Construction of a new library is moving right along on the city’s far northwest side.
The project was first announced in 2014, but was delayed due to difficulties securing financing. It will now open later this year.
The project’s delay was caused by a failure to secure competitively-awarded low-income housing tax credits from the Wisconsin Housing and Economic Development Authority. Developer Melissa Goins of Maures Development, who has developed a number of projects using the tax credits, noted in an interview with Urban Milwaukee that “you just look at the feedback from WHEDA and adjust accordingly.” She made the adjustments, re-applied, and in May 2017 it was announced that the project had secured $805,063 in tax credits.
The building will be known as the Good Hope Commons and will contain a mix of one, two and three-bedroom units. Ten of the units will be two-story townhome units. The development will include 65 parking spaces for residents and 60 for library users.

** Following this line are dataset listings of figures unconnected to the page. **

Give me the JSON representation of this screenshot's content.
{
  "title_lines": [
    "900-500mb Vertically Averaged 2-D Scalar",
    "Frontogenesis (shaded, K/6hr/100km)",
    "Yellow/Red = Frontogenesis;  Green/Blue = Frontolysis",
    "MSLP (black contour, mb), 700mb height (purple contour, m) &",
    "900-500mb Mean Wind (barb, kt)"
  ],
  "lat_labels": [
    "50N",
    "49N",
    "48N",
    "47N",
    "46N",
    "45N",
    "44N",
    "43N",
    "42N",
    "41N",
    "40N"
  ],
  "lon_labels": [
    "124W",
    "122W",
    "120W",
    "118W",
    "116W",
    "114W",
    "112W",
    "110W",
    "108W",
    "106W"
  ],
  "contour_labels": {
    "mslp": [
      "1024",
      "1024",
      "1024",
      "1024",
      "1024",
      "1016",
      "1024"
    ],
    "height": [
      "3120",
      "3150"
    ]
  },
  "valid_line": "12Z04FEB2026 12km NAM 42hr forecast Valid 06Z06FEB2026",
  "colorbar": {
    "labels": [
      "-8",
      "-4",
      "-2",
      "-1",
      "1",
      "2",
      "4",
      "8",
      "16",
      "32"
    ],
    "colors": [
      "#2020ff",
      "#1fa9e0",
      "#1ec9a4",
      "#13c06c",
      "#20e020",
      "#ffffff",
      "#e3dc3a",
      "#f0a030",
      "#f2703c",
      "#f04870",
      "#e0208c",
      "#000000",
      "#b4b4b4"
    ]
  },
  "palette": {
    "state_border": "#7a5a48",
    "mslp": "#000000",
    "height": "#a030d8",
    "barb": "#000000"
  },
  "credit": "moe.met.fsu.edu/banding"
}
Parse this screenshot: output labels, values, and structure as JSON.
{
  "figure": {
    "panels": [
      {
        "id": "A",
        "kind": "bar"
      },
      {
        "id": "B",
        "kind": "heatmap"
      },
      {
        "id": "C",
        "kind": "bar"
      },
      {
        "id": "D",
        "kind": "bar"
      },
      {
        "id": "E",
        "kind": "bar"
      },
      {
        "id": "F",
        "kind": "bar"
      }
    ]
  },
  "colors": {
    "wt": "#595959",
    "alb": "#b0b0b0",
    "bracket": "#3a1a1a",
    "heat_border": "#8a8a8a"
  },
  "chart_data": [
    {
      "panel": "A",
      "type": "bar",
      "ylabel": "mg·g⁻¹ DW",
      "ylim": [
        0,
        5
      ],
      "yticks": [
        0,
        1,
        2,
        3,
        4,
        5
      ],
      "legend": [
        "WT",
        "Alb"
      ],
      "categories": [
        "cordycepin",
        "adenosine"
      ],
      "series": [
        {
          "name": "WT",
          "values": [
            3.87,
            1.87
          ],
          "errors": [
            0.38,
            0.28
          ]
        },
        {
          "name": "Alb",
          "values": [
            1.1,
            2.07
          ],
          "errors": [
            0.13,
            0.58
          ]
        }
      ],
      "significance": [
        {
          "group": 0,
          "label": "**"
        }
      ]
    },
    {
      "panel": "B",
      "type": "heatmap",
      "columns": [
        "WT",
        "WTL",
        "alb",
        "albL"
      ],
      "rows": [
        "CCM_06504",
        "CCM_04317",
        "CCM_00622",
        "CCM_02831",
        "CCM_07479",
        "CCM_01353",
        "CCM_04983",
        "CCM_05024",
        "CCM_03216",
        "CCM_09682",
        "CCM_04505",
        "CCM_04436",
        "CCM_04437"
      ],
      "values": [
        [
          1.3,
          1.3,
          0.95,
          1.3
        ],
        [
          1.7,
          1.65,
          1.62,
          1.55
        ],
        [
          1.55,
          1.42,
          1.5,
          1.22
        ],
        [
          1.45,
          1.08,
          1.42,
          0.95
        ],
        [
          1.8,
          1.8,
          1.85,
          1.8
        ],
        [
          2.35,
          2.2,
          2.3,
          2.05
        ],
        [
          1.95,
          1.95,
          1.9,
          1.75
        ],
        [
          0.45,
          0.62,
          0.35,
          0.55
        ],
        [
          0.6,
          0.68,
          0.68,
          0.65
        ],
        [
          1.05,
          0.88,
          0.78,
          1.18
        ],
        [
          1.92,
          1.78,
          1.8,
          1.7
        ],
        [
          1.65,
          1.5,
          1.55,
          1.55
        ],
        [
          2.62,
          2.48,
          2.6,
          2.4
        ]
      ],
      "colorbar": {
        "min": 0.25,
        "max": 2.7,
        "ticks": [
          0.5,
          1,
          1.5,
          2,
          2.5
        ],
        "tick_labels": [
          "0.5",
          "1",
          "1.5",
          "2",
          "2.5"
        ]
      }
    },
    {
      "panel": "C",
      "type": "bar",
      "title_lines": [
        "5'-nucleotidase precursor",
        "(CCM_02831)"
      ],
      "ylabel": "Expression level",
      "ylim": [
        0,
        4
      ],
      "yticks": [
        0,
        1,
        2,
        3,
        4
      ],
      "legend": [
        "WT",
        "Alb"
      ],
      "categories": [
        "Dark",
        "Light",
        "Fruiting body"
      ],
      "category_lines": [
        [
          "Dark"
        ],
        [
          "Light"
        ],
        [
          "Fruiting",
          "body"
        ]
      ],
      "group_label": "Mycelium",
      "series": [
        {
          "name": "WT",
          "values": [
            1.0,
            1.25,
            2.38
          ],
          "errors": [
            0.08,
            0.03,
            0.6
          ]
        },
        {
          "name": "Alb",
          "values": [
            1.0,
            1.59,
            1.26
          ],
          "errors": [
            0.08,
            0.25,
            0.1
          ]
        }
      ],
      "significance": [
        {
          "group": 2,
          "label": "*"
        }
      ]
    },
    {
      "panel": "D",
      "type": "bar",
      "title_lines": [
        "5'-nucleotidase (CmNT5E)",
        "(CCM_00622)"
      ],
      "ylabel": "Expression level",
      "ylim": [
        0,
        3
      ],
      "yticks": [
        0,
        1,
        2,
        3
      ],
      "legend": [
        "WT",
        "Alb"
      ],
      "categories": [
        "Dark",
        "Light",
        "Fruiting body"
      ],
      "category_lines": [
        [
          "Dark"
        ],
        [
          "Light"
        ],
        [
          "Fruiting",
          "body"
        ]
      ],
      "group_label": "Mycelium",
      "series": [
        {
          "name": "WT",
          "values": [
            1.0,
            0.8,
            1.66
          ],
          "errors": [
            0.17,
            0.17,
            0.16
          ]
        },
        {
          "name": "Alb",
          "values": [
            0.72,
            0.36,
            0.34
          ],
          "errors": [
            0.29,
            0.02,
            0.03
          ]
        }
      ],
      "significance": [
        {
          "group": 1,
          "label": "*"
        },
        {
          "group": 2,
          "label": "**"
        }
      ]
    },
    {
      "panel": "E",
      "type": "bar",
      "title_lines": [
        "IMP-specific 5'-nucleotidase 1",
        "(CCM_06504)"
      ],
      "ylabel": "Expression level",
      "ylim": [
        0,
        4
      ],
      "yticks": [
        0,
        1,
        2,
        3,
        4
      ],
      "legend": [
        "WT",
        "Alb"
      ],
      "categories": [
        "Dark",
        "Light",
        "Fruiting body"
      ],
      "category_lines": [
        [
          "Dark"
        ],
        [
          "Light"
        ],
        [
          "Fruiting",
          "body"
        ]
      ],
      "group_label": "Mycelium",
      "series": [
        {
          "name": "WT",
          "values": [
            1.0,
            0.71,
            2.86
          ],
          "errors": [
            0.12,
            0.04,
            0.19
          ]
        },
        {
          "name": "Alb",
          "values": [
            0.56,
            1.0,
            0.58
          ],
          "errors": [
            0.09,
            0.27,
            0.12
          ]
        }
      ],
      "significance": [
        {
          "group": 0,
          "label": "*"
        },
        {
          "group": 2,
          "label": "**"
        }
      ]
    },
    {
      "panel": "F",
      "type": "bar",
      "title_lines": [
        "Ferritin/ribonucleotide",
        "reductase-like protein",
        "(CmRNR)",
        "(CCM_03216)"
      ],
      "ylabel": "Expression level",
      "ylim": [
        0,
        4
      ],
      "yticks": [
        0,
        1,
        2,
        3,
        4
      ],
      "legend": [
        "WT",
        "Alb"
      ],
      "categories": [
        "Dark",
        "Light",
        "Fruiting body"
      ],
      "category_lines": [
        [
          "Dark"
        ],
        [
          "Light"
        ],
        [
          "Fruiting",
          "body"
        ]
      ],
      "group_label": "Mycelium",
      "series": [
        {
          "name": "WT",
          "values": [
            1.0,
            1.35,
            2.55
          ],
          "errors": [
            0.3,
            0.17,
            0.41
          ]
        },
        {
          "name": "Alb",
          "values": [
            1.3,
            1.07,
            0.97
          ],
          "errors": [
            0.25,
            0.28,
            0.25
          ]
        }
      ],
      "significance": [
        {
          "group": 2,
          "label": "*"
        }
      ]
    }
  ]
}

The project follows a now tried-and-true model where the city replaces a single-use branch library with a mixed-use building that includes a new library that is not only more cost effective to operate, but also a building that pays property taxes. The model has been used on the Villard, East and Mitchell libraries. The Milwaukee Public Library board is considering its options for the redevelopment of the Martin Luther King Library following a series of setbacks and soliciting proposals for the redevelopment of the Capitol Library.
The Mill Road Library, which is at the end of its functional life, will be replaced and likely sold by the city once it closes. Located at 6431 N. 76th St., the old library was originally opened in 1970.
Engberg Anderson Architects is designing the building for the development team, while the city has selected Zimmerman Architectural Studios to design the library’s interior. The development team will convey the library space as a condominium to the city, allowing the city to avoid paying property taxes to itself via a lease. The city has budgeted $4.5 million to build out the library, and will seek supplemental support from the Milwaukee Public Library Foundation.
North Track Construction is serving as the project’s general contractor.